Single Honours

The single reviews this issue begins, inevitably, with some garage rock. C’Mon C’Mon by The Von Bondies is inoffensive enough – not in the same way people describe Coldplay as ‘inoffensive’, euphemising their perpetual ennui with a term suggesting that Chris Martin and his pals are nice people, but in that it’s not godawful shite like most garage rock. If a song as simple as this is going to be produced by anyone, it has to have a severe pop bent, and this song does indeed jump your consciousness and live there symbiotically, simultaneously making you slightly more cheerful, while feeding off synapses. Possibly.

The Blueskins’ effort, Change My Mind, is less impressive, although the bluegrass-style slide guitar riff which slinks in and out of the song does raise the stakes slightly higher than the average offering.

All of which leads quite nicely to those loveable American fops The Strokes, on whose enjoyable pop-rock retro-revivalist success we can legitmately blame most of the rubbish bandwagon-jumpers that followed timidly in their razed ground. Considering that everybody already owns Room on Fire now anyway, a new single seems a little gratuitous, but they’re released Reptilia nonetheless.

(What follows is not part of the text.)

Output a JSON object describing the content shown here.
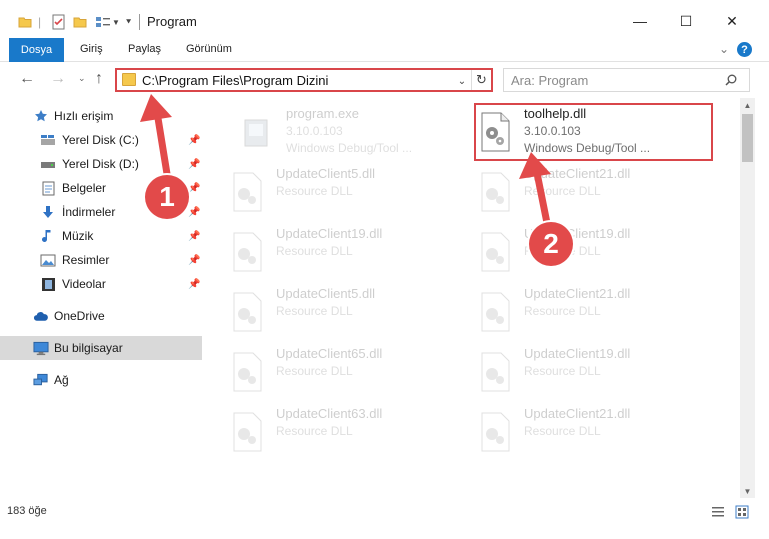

It’s an unbalanced affair, with the verse and bridge implying a bit of a misfire, only for the track to be saved by a classy chorus; the riff is reminiscient of a less intricate Pretty Girls Make Graves, or Interpol, and is therefore infinitely more intelligent than almost all of the rest of the Radio 1 playlist.

As engaging as The Strokes’ single may be, it’s kicked in the head a bit by Oceansize’s four-and-a-half-minute, three-guitar affrontive Catalyst. Bearing the influence of Muse, The Mars Volta, and the better bits from OK Computer, its music not to dance to, or to sing along to, but to listen to, without any distractions necessary to enjoy it. The lack of a clear hook, and some slightly frustrating dynamics prevent it from being as good as it could have been, but the potential is undisguisable.

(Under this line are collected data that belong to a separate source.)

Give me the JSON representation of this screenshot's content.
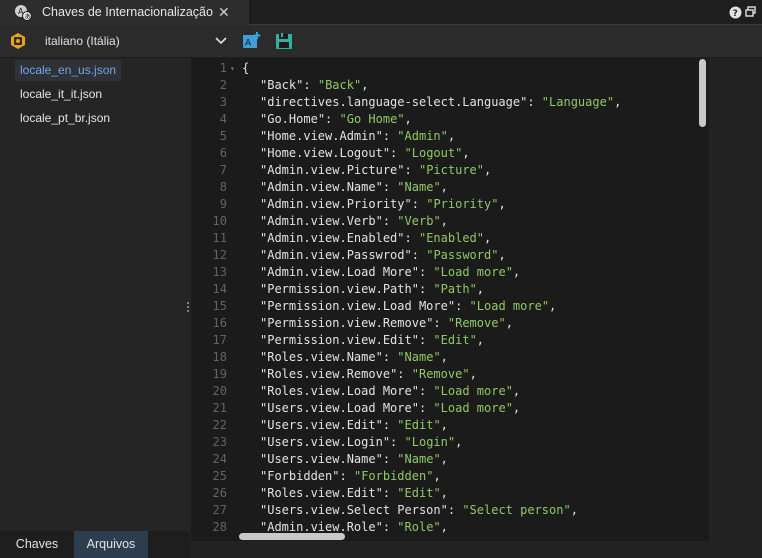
{
  "window": {
    "tab_title": "Chaves de Internacionalização",
    "close_glyph": "✕"
  },
  "toolbar": {
    "language_select_value": "italiano (Itália)"
  },
  "sidebar": {
    "files": [
      {
        "label": "locale_en_us.json",
        "active": true
      },
      {
        "label": "locale_it_it.json",
        "active": false
      },
      {
        "label": "locale_pt_br.json",
        "active": false
      }
    ],
    "bottom_tabs": [
      {
        "label": "Chaves",
        "active": false
      },
      {
        "label": "Arquivos",
        "active": true
      }
    ]
  },
  "editor": {
    "lines": [
      {
        "n": "1",
        "key": "{",
        "value": "",
        "brace": true
      },
      {
        "n": "2",
        "key": "Back",
        "value": "Back"
      },
      {
        "n": "3",
        "key": "directives.language-select.Language",
        "value": "Language"
      },
      {
        "n": "4",
        "key": "Go.Home",
        "value": "Go Home"
      },
      {
        "n": "5",
        "key": "Home.view.Admin",
        "value": "Admin"
      },
      {
        "n": "6",
        "key": "Home.view.Logout",
        "value": "Logout"
      },
      {
        "n": "7",
        "key": "Admin.view.Picture",
        "value": "Picture"
      },
      {
        "n": "8",
        "key": "Admin.view.Name",
        "value": "Name"
      },
      {
        "n": "9",
        "key": "Admin.view.Priority",
        "value": "Priority"
      },
      {
        "n": "10",
        "key": "Admin.view.Verb",
        "value": "Verb"
      },
      {
        "n": "11",
        "key": "Admin.view.Enabled",
        "value": "Enabled"
      },
      {
        "n": "12",
        "key": "Admin.view.Passwrod",
        "value": "Password"
      },
      {
        "n": "13",
        "key": "Admin.view.Load More",
        "value": "Load more"
      },
      {
        "n": "14",
        "key": "Permission.view.Path",
        "value": "Path"
      },
      {
        "n": "15",
        "key": "Permission.view.Load More",
        "value": "Load more"
      },
      {
        "n": "16",
        "key": "Permission.view.Remove",
        "value": "Remove"
      },
      {
        "n": "17",
        "key": "Permission.view.Edit",
        "value": "Edit"
      },
      {
        "n": "18",
        "key": "Roles.view.Name",
        "value": "Name"
      },
      {
        "n": "19",
        "key": "Roles.view.Remove",
        "value": "Remove"
      },
      {
        "n": "20",
        "key": "Roles.view.Load More",
        "value": "Load more"
      },
      {
        "n": "21",
        "key": "Users.view.Load More",
        "value": "Load more"
      },
      {
        "n": "22",
        "key": "Users.view.Edit",
        "value": "Edit"
      },
      {
        "n": "23",
        "key": "Users.view.Login",
        "value": "Login"
      },
      {
        "n": "24",
        "key": "Users.view.Name",
        "value": "Name"
      },
      {
        "n": "25",
        "key": "Forbidden",
        "value": "Forbidden"
      },
      {
        "n": "26",
        "key": "Roles.view.Edit",
        "value": "Edit"
      },
      {
        "n": "27",
        "key": "Users.view.Select Person",
        "value": "Select person"
      },
      {
        "n": "28",
        "key": "Admin.view.Role",
        "value": "Role"
      }
    ]
  },
  "colors": {
    "string": "#8ec962",
    "active_file": "#6fa6ea",
    "accent_icon": "#e8a317",
    "toolbar_icon": "#3c9fd6"
  }
}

The opposite of Oceansize, in terms of energy, innovation and quality, is Longview. Their latest single, Still, seems to be under the misapprehension that it is an ‘epic’, as every U2 song suffers from the same delusion. It chugs along at about 4 beats per minute until it stops, which proves to be the most interesting moment of the whole sorry fiasco.

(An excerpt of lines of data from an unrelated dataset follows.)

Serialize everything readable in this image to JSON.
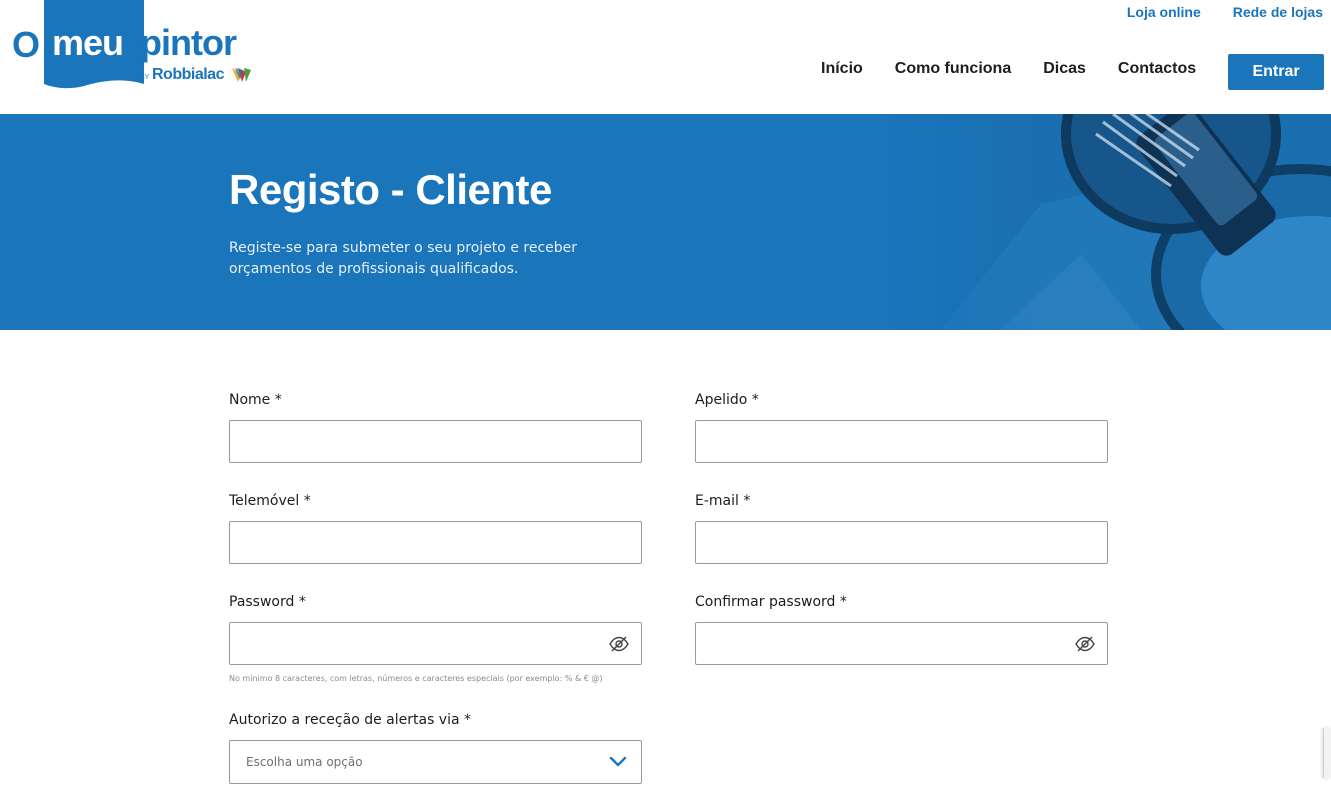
{
  "header": {
    "logo": {
      "o": "O",
      "meu": "meu",
      "pintor": "pintor",
      "by": "BY",
      "brand": "Robbialac"
    },
    "top_links": [
      "Loja online",
      "Rede de lojas"
    ],
    "nav": [
      "Início",
      "Como funciona",
      "Dicas",
      "Contactos"
    ],
    "login_button": "Entrar"
  },
  "hero": {
    "title": "Registo - Cliente",
    "subtitle": "Registe-se para submeter o seu projeto e receber orçamentos de profissionais qualificados."
  },
  "form": {
    "nome": {
      "label": "Nome *",
      "value": ""
    },
    "apelido": {
      "label": "Apelido *",
      "value": ""
    },
    "telemovel": {
      "label": "Telemóvel *",
      "value": ""
    },
    "email": {
      "label": "E-mail *",
      "value": ""
    },
    "password": {
      "label": "Password *",
      "value": "",
      "hint": "No mínimo 8 caracteres, com letras, números e caracteres especiais (por exemplo: % & € @)"
    },
    "confirm_password": {
      "label": "Confirmar password *",
      "value": ""
    },
    "alerts": {
      "label": "Autorizo a receção de alertas via *",
      "selected": "Escolha uma opção"
    }
  },
  "colors": {
    "brand_blue": "#1b75bb",
    "text_dark": "#1d1d1d",
    "border": "#9a9a9a"
  },
  "icons": [
    "eye-slash-icon",
    "chevron-down-icon",
    "paint-can-icon"
  ]
}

It would be easy to categorise Damien Rice’s new single as the less assuming counterpart of Longview. A summary of the two songs reveals a number of similarities; they’re both slow, probably too uneventful to trouble the top 40, and neither chart any remotely original territory. Rice’s Volcano, however, gets away with it. It’s much prettier, for a start, and the lack of pretension lends it a personable charm. The middle eight, too, just about gives the song enough of a kick in the corduroy jacket to actually get to the end.

Having tried to compare and contrast the other singles in terms of genre, there are, annoyingly, a couple of tracks that aren’t anything to do with any of the rest. Thank You by Jamelia appears to follow a similar course, lyrically, to Christina Aguilera’s Fighter. Unlike it, however, Thank You isn’t an especially memorable pop song. Pop lyrics and pop vocals are rarely worthy of the well-crafted backing they front, and this is no exception. Except that the backing isn’t as good as most other pop songs anyway. It is, mercifully, quite easy to ignore, though.

The best single of the issue is notably the most disparate from the other offerings. Kasabian’s Reason is Treason does have a rubbish name, and will probably be – incorrectly – grouped with other danceable rock outfits such as Franz Ferdinand, The Rapture, Electric Six and the like. But unlike its relatives, Kasabian actually seem to give a shit. In being beat-driven, partially electronic, very angry and very good, their overall sound is closer to recent Primal Scream, something which can only be a good – refreshingly good – thing.